Montessori Education in the Internet Age

Walk into any quality Montessori school in the world, and you will see some of the most beautifully prepared learning environments imaginable. Wooden materials, carefully arranged shelves, observant teachers.

Chart: Pew Research Center

Chart: Pew Research Center

What you won't find, by and large, is a tech-heavy curriculum.

Though nearly every adult American owns a cellphone (see Pew Research chart), rare is the Montessori school where smartphones, tablets, or computers play a major role.

A Strained Relationship

The lack of computer-based assignments might surprise public school teachers given how gung-ho traditional schools are about technology.

Montessorians, by comparison, have a somewhat less enthusiastic opinion with technology - especially in the early years. In Montessori schools, the amount of technology integration depends on the educational philosophy of the teachers.

Some schools ban all technology, believing that children need to learn with their own eyes and hands and absolutely not while watching a screen. Some schools have a computer in the classroom but only allow it for teachers. Some classrooms have computers in the classroom and allow students to use them for internet research and to practice typing skills.

Occasionally you will find a Montessori classroom that embraces more than that in the elementary years, but at least in the Montessori 0-6 year old scene, you will find a near-absence of the digital. If you are a parent at home exploring apps on your tablet or smartphone, you may see apps for something like "Montessori Math" or "The Pink Tower" (a quintessential Montessori material). 

Don't fool yourself into thinking that if you download this app for your child, he is doing the activity that Montessori developed and adopted into her method. There's a reason for all those beautiful wooden materials.

What Changes, What Doesn't

Technology does not overturn Montessori’s belief that learning should be done first with a child’s own hands.

Maria Montessori was not aware of the enormous technological changes that would occur in the years after her death (1952), but she was adamant that the learning of abstract ideas begin with the child's own hands using concrete objects.

I suspect that Dr. Montessori would approve of some careful and limited use of technology were she alive today. How could she not be amazed by the global social connections? Today, a grandparent might video chat with a faraway grandchild. A parent-to-be might search for tips on preparing the home for a new baby. A student might research the Galapagos Islands not only by reading books but also by watching a video of a family on vacation describing what they see and feel. There are lots of interesting opportunities for us to use technology in a way that enhances our exploration of and connection to the world that most of us see as positive additions to a learning environment.

There is not An App for That

The problem arises when we attempt to replace a valuable hands-on experience with an abstract one too early. Take the pink tower, for example. To an inexperienced eye, the child simply stacks a set of ten cubes of varying sizes into a tower, with the largest on the bottom and the tiniest on the top. An app on a tablet could presumably replace this activity with a virtual representation of pink squares that can be dragged and dropped into position.

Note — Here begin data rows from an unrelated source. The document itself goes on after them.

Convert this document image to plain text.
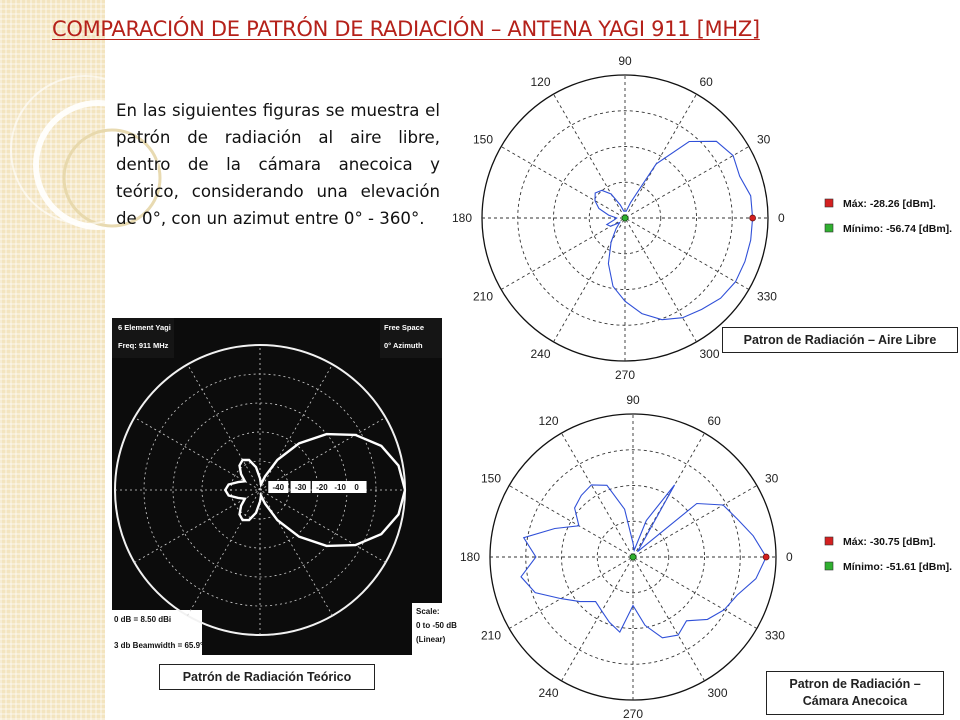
COMPARACIÓN DE PATRÓN DE RADIACIÓN – ANTENA YAGI 911 [MHZ]

En las siguientes figuras se muestra el patrón de radiación al aire libre, dentro de la cámara anecoica y teórico, considerando una elevación de 0°, con un azimut entre 0° - 360°.	0
30
60
90
120
150
180
210
240
270
300
330
Máx: -28.26 [dBm].
Mínimo: -56.74 [dBm].
Patron de Radiación – Aire Libre
0
30
60
90
120
150
180
210
240
270
300
330
Máx: -30.75 [dBm].
Mínimo: -51.61 [dBm].
Patron de Radiación – Cámara Anecoica
6 Element Yagi
Freq: 911 MHz
Free Space
0° Azimuth
0 dB = 8.50 dBi
3 db Beamwidth = 65.9°
Scale:
0 to -50 dB
(Linear)
-40 -30 -20 -10 0
Patrón de Radiación Teórico
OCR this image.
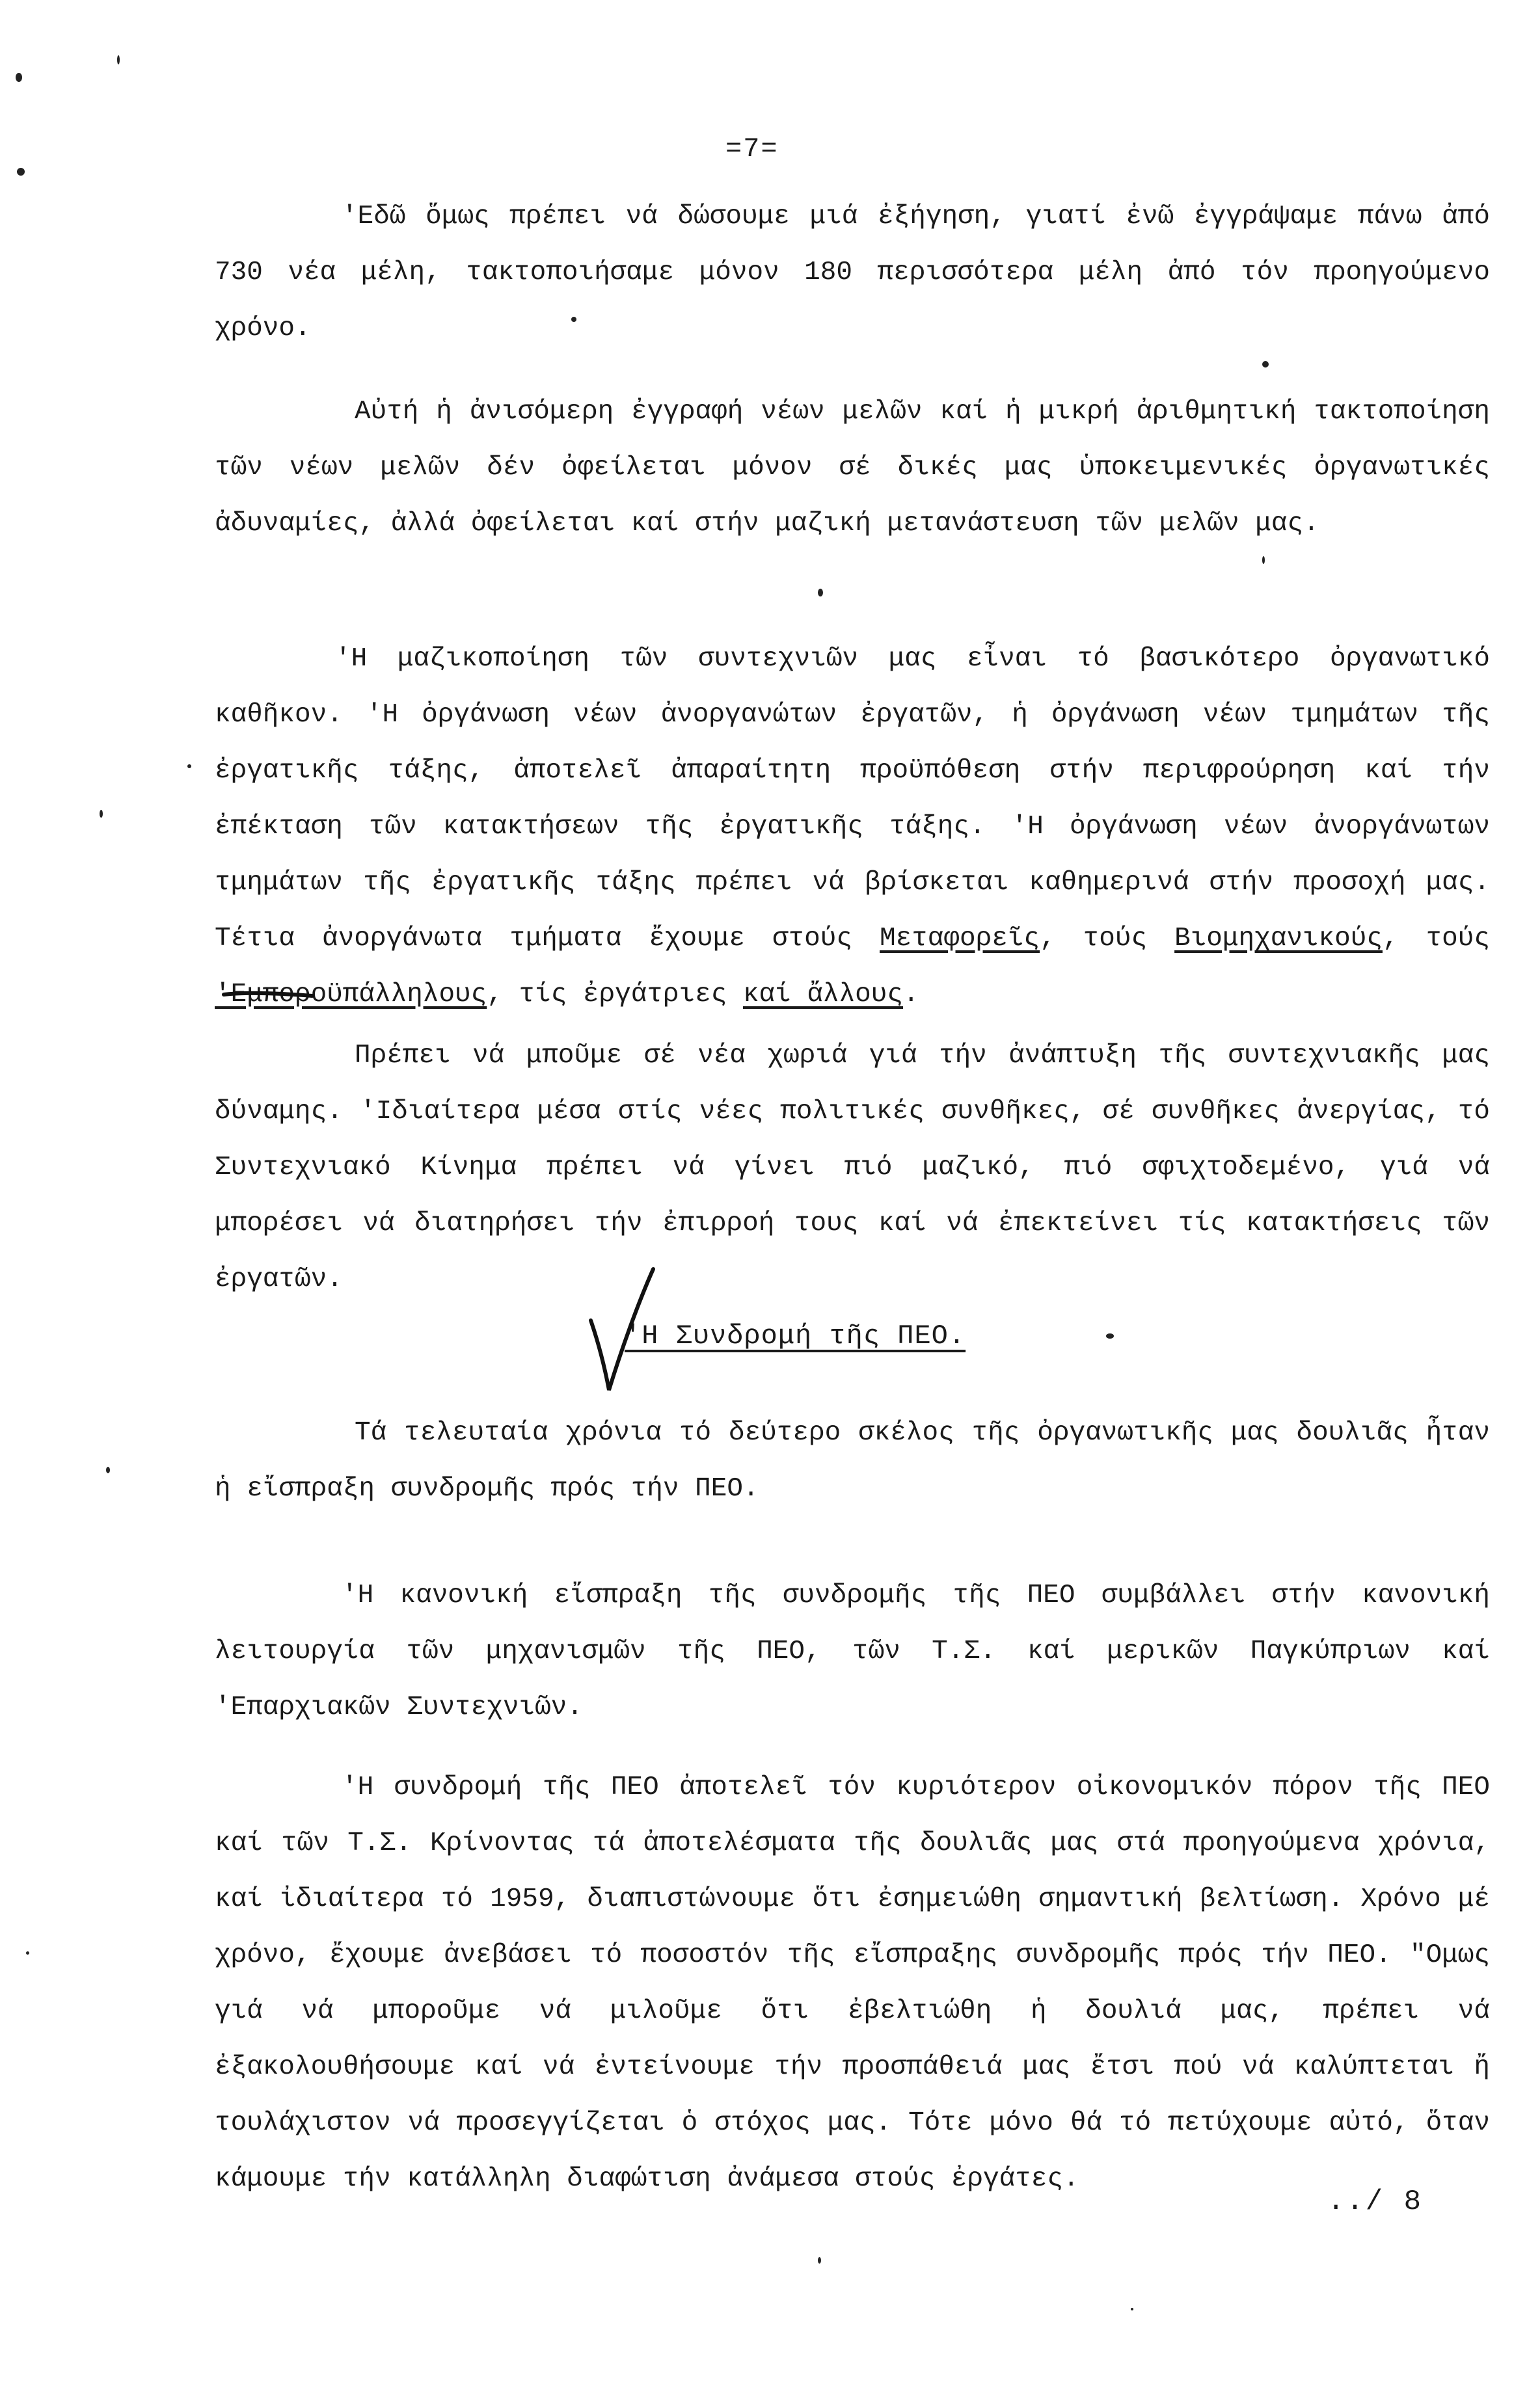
=7=

'Εδῶ ὅμως πρέπει νά δώσουμε μιά ἐξήγηση, γιατί ἐνῶ ἐγγράψαμε πάνω ἀπό 730 νέα μέλη, τακτοποιήσαμε μόνον 180 περισσότερα μέλη ἀπό τόν προηγούμενο χρόνο.

Αὐτή ἡ ἀνισόμερη ἐγγραφή νέων μελῶν καί ἡ μικρή ἀριθμητική τακτοποίηση τῶν νέων μελῶν δέν ὀφείλεται μόνον σέ δικές μας ὑποκειμενικές ὀργανωτικές ἀδυναμίες, ἀλλά ὀφείλεται καί στήν μαζική μετανάστευση τῶν μελῶν μας.

'Η μαζικοποίηση τῶν συντεχνιῶν μας εἶναι τό βασικότερο ὀργανωτικό καθῆκον. 'Η ὀργάνωση νέων ἀνοργανώτων ἐργατῶν, ἡ ὀργάνωση νέων τμημάτων τῆς ἐργατικῆς τάξης, ἀποτελεῖ ἀπαραίτητη προϋπόθεση στήν περιφρούρηση καί τήν ἐπέκταση τῶν κατακτήσεων τῆς ἐργατικῆς τάξης. 'Η ὀργάνωση νέων ἀνοργάνωτων τμημάτων τῆς ἐργατικῆς τάξης πρέπει νά βρίσκεται καθημερινά στήν προσοχή μας. Τέτια ἀνοργάνωτα τμήματα ἔχουμε στούς Μεταφορεῖς, τούς Βιομηχανικούς, τούς 'Εμποροϋπάλληλους, τίς ἐργάτριες καί ἄλλους.

Πρέπει νά μποῦμε σέ νέα χωριά γιά τήν ἀνάπτυξη τῆς συντεχνιακῆς μας δύναμης. 'Ιδιαίτερα μέσα στίς νέες πολιτικές συνθῆκες, σέ συνθῆκες ἀνεργίας, τό Συντεχνιακό Κίνημα πρέπει νά γίνει πιό μαζικό, πιό σφιχτοδεμένο, γιά νά μπορέσει νά διατηρήσει τήν ἐπιρροή τους καί νά ἐπεκτείνει τίς κατακτήσεις τῶν ἐργατῶν.

'Η Συνδρομή τῆς ΠΕΟ.

Τά τελευταία χρόνια τό δεύτερο σκέλος τῆς ὀργανωτικῆς μας δουλιᾶς ἦταν ἡ εἴσπραξη συνδρομῆς πρός τήν ΠΕΟ.

'Η κανονική εἴσπραξη τῆς συνδρομῆς τῆς ΠΕΟ συμβάλλει στήν κανονική λειτουργία τῶν μηχανισμῶν τῆς ΠΕΟ, τῶν Τ.Σ. καί μερικῶν Παγκύπριων καί 'Επαρχιακῶν Συντεχνιῶν.

'Η συνδρομή τῆς ΠΕΟ ἀποτελεῖ τόν κυριότερον οἰκονομικόν πόρον τῆς ΠΕΟ καί τῶν Τ.Σ. Κρίνοντας τά ἀποτελέσματα τῆς δουλιᾶς μας στά προηγούμενα χρόνια, καί ἰδιαίτερα τό 1959, διαπιστώνουμε ὅτι ἐσημειώθη σημαντική βελτίωση. Χρόνο μέ χρόνο, ἔχουμε ἀνεβάσει τό ποσοστόν τῆς εἴσπραξης συνδρομῆς πρός τήν ΠΕΟ. "Ομως γιά νά μποροῦμε νά μιλοῦμε ὅτι ἐβελτιώθη ἡ δουλιά μας, πρέπει νά ἐξακολουθήσουμε καί νά ἐντείνουμε τήν προσπάθειά μας ἔτσι πού νά καλύπτεται ἤ τουλάχιστον νά προσεγγίζεται ὁ στόχος μας. Τότε μόνο θά τό πετύχουμε αὐτό, ὅταν κάμουμε τήν κατάλληλη διαφώτιση ἀνάμεσα στούς ἐργάτες.

../ 8
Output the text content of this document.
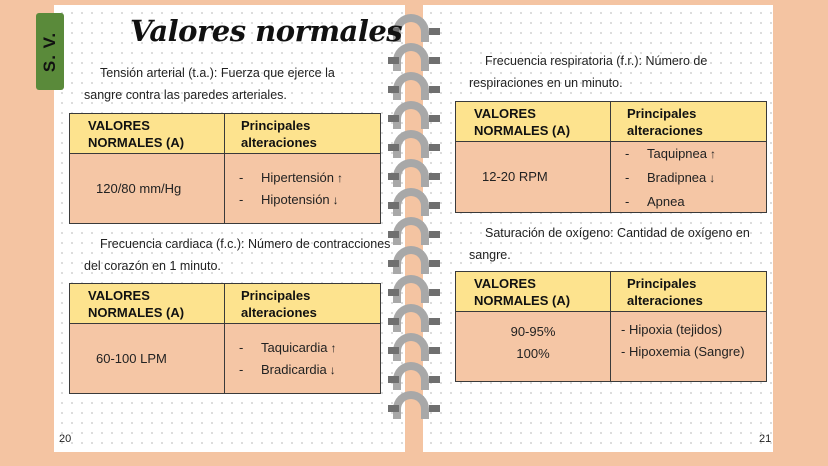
S. V.
Valores normales
Tensión arterial (t.a.): Fuerza que ejerce la
sangre contra las paredes arteriales.
VALORES
NORMALES (A)
Principales
alteraciones
120/80 mm/Hg
- Hipertensión ↑
- Hipotensión ↓
Frecuencia cardiaca (f.c.): Número de contracciones
del corazón en 1 minuto.
VALORES
NORMALES (A)
Principales
alteraciones
60-100 LPM
- Taquicardia ↑
- Bradicardia ↓
20
Frecuencia respiratoria (f.r.): Número de
respiraciones en un minuto.
VALORES
NORMALES (A)
Principales
alteraciones
12-20 RPM
- Taquipnea ↑
- Bradipnea ↓
- Apnea
Saturación de oxígeno: Cantidad de oxígeno en
sangre.
VALORES
NORMALES (A)
Principales
alteraciones
90-95%
100%
- Hipoxia (tejidos)
- Hipoxemia (Sangre)
21
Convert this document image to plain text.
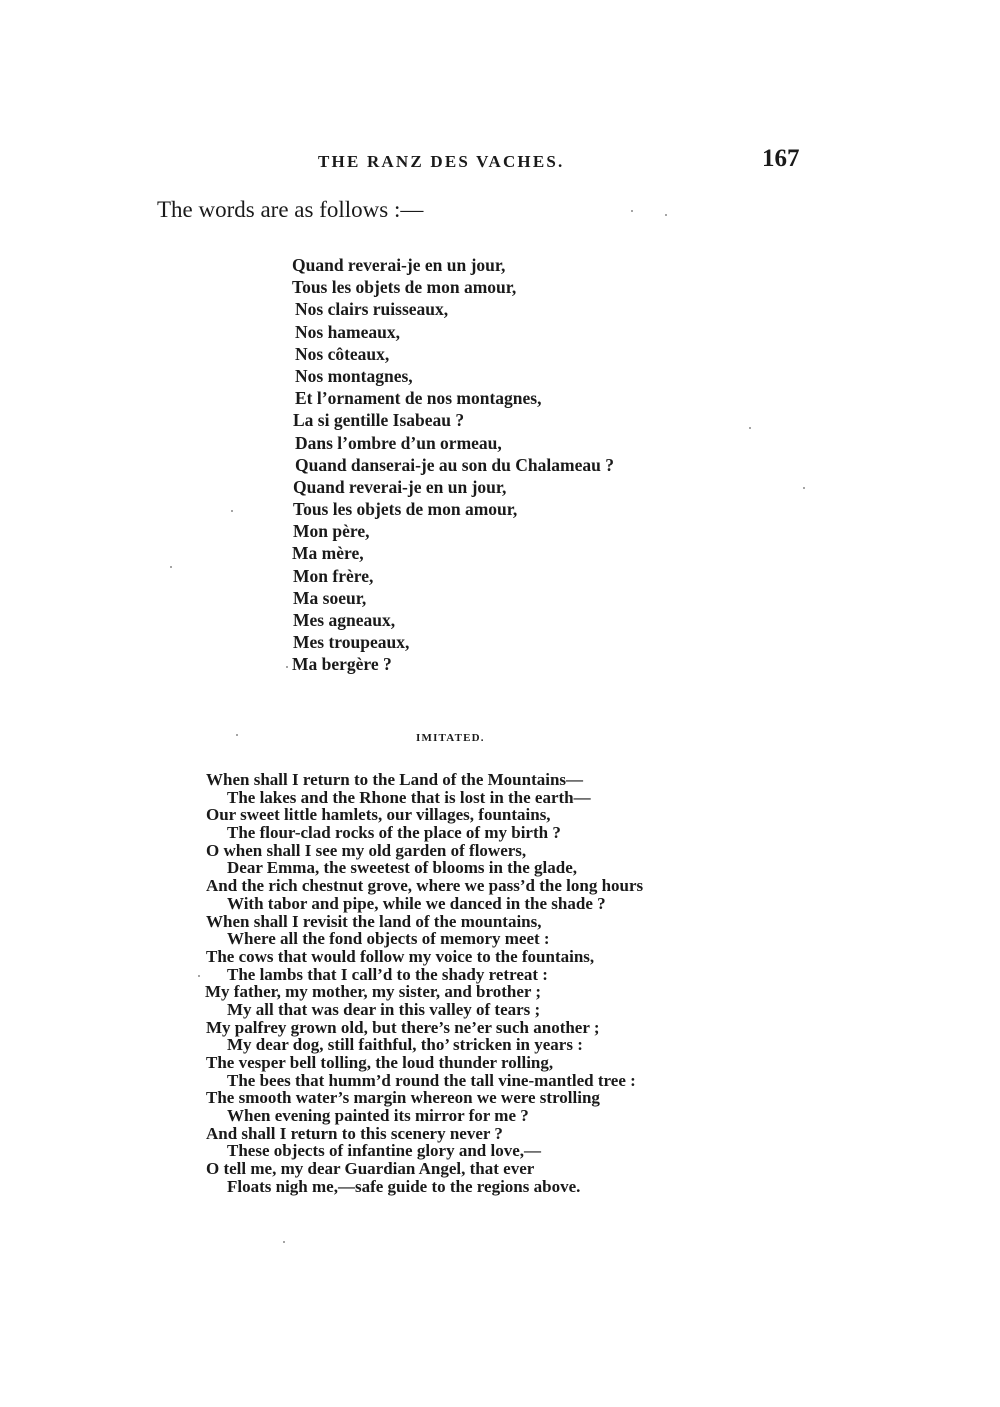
THE RANZ DES VACHES.	167
The words are as follows :—
Quand reverai-je en un jour,
Tous les objets de mon amour,
Nos clairs ruisseaux,
Nos hameaux,
Nos côteaux,
Nos montagnes,
Et l’ornament de nos montagnes,
La si gentille Isabeau ?
Dans l’ombre d’un ormeau,
Quand danserai-je au son du Chalameau ?
Quand reverai-je en un jour,
Tous les objets de mon amour,
Mon père,
Ma mère,
Mon frère,
Ma soeur,
Mes agneaux,
Mes troupeaux,
Ma bergère ?
IMITATED.
When shall I return to the Land of the Mountains—
The lakes and the Rhone that is lost in the earth—
Our sweet little hamlets, our villages, fountains,
The flour-clad rocks of the place of my birth ?
O when shall I see my old garden of flowers,
Dear Emma, the sweetest of blooms in the glade,
And the rich chestnut grove, where we pass’d the long hours
With tabor and pipe, while we danced in the shade ?
When shall I revisit the land of the mountains,
Where all the fond objects of memory meet :
The cows that would follow my voice to the fountains,
The lambs that I call’d to the shady retreat :
My father, my mother, my sister, and brother ;
My all that was dear in this valley of tears ;
My palfrey grown old, but there’s ne’er such another ;
My dear dog, still faithful, tho’ stricken in years :
The vesper bell tolling, the loud thunder rolling,
The bees that humm’d round the tall vine-mantled tree :
The smooth water’s margin whereon we were strolling
When evening painted its mirror for me ?
And shall I return to this scenery never ?
These objects of infantine glory and love,—
O tell me, my dear Guardian Angel, that ever
Floats nigh me,—safe guide to the regions above.
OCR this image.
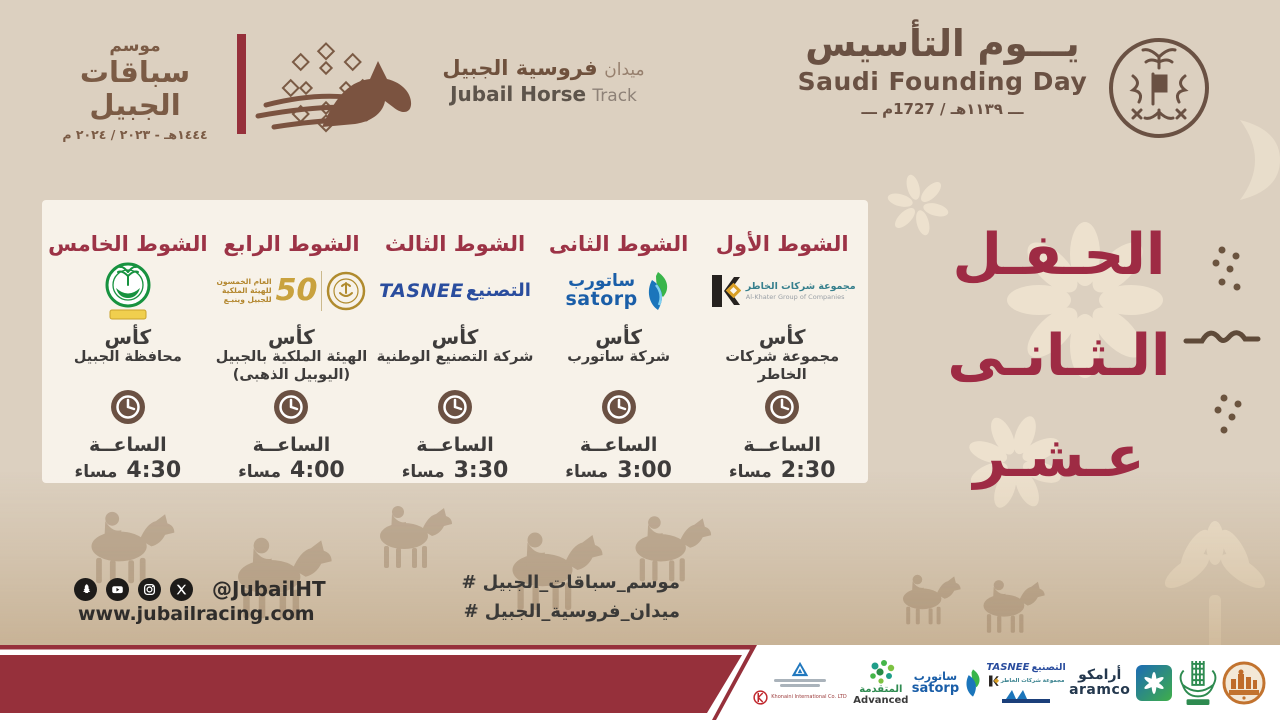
موسم
سباقات الجبيل
١٤٤٤هـ - ٢٠٢٣ / ٢٠٢٤ م
ميدان فروسية الجبيل
Jubail Horse Track
يـــوم التأسيس
Saudi Founding Day
ـــ ١١٣٩هـ / 1727م ـــ
الشوط الأول
مجموعة شركات الخاطر
Al-Khater Group of Companies
كأس
مجموعة شركات الخاطر
الساعــة
2:30
مساء
الشوط الثانى
ساتورب
satorp
كأس
شركة ساتورب
الساعــة
3:00
مساء
الشوط الثالث
TASNEE التصنيع
كأس
شركة التصنيع الوطنية
الساعــة
3:30
مساء
الشوط الرابع
العام الخمسون
للهيئة الملكية
للجبيل وينبـع 50
كأس
الهيئة الملكية بالجبيل
(اليوبيل الذهبى)
الساعــة
4:00
مساء
الشوط الخامس
كأس
محافظة الجبيل
الساعــة
4:30
مساء
الحـفـل
الـثـانـى
عـشـر
@JubailHT
www.jubailracing.com
# موسم_سباقات_الجبيل
# ميدان_فروسية_الجبيل
Khonaini International Co. LTD
المتقدمة
Advanced
ساتورب
satorp
TASNEE التصنيع
مجموعة شركات الخاطر أرامكو
aramco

A child of preschool age can certainly learn to order these squares by size, but so much is lost in value! When the child carefully lifts each cube, its size is known by a myriad of sensory cues that go far beyond the visual. The shape and size of each smooth side is fully explored by little hands; the weight of each is compared to the next. A misplacement of the next-smallest cube is easily recognizable when the heavier cube on top causes the tower to wobble or fall.

Even the tower itself is subconsciously compared to the child's own body size and the mathematics of cubing in increments of 1 cm each is internalized in order to develop future algebraic thinking. Swiping the pink blocks on an app is about as realistic as a flight simulator is to flying an actual airplane.  

So How Do We Know What's Appropriate? 

No doubt, we have a ton of intriguing technological inventions at our disposal for use with kids, and as parents and teachers, it is up to us to decide how they may or may not fit in with our philosophy of education. We must be especially careful when simply regurgitating tried and true teaching techniques and manipulatives in a virtual format. What looks like the same activity may not actually nurture the child's full engagement of the senses, which is a non-negotiable in any quality material designed for early childhood.

Our children deserve for us to constantly question the educational validity of any of the techy stuff in their environment. There is only one path to collective knowledge of what is helpful or a hinder to a child's development, and that is through continued observation of the children themselves.